The recent tartan days in Canada and the USA put me in mind of terms for Scottish traditions. I landed on heedrum-hodrum, though Dictionaries of the Scots Language (DSL) defines this as:
“a derogatory term for Highland music”.
Its appearance in the DSL dates from 1988 in Raymond Vettese’s collection The Richt Noise and Ither poems:
“the spreit that lowps whaun it meets the swecht o oor true past, and greets no oot o seep-sappin heedrum-hodrum but oot o whit we were ...”.
However, it is not always used in a derogatory sense - as shown in The Times of August 1996:
“Once in the Oyster Bar of the Cafe Royal in Edinburgh he used the traditional method of ‘mouth music’ to illustrate his pibroch ... it was an incomprehensible ‘heederum-hoderum’ but they could not have known that the distinguished-looking kilted and bearded scholar was giving a demonstration of an art form which stretches far back into history”.
In the twenty-first century, a scandalized journalist from the Evening Times writes (in April 2003):
“I was horrified recently to discover that the journey now features a pre-recorded video extolling the virtues of the capital accompanied by a heedrum-hodrum dirge with repetitive beat”.
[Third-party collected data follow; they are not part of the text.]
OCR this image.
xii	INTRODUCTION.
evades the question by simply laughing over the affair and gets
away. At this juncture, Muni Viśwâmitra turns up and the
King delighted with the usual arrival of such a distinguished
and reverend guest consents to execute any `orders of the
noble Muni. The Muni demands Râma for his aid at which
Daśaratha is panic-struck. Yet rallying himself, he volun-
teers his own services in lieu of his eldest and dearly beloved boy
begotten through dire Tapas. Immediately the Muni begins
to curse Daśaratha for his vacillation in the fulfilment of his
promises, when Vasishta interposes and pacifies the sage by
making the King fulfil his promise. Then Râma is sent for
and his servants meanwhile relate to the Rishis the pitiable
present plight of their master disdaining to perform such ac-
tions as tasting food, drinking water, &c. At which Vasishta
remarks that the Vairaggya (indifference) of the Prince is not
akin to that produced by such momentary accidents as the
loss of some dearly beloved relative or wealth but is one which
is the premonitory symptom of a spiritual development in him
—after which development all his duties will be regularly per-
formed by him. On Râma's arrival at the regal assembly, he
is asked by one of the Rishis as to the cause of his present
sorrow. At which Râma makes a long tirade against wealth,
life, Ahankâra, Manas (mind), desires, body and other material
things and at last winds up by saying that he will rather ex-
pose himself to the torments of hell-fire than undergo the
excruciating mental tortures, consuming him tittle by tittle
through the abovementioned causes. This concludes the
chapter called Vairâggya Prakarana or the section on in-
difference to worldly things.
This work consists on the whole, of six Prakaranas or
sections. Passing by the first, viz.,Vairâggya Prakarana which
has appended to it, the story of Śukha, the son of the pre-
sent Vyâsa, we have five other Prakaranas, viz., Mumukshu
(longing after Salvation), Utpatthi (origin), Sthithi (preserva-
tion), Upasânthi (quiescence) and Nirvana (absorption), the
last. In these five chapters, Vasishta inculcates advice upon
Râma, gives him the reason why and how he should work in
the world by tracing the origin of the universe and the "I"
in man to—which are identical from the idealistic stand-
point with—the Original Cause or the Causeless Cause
Here at the Dictionaries of the Scots Language we are always looking to find earlier evidence on our more recent entries. With this in mind, we discovered this earlier example from the Aberdeen Evening Express of October 1959 and it relates to the practising of bagpipe music by Scottish ex-pats in New Zealand:
“They were hounded from house to house by irate bagpipe haters and eventually sought isolation a bungalow outside the city. There they were able to indulge in ‘heedrum-hodrum’ to their hearts content!”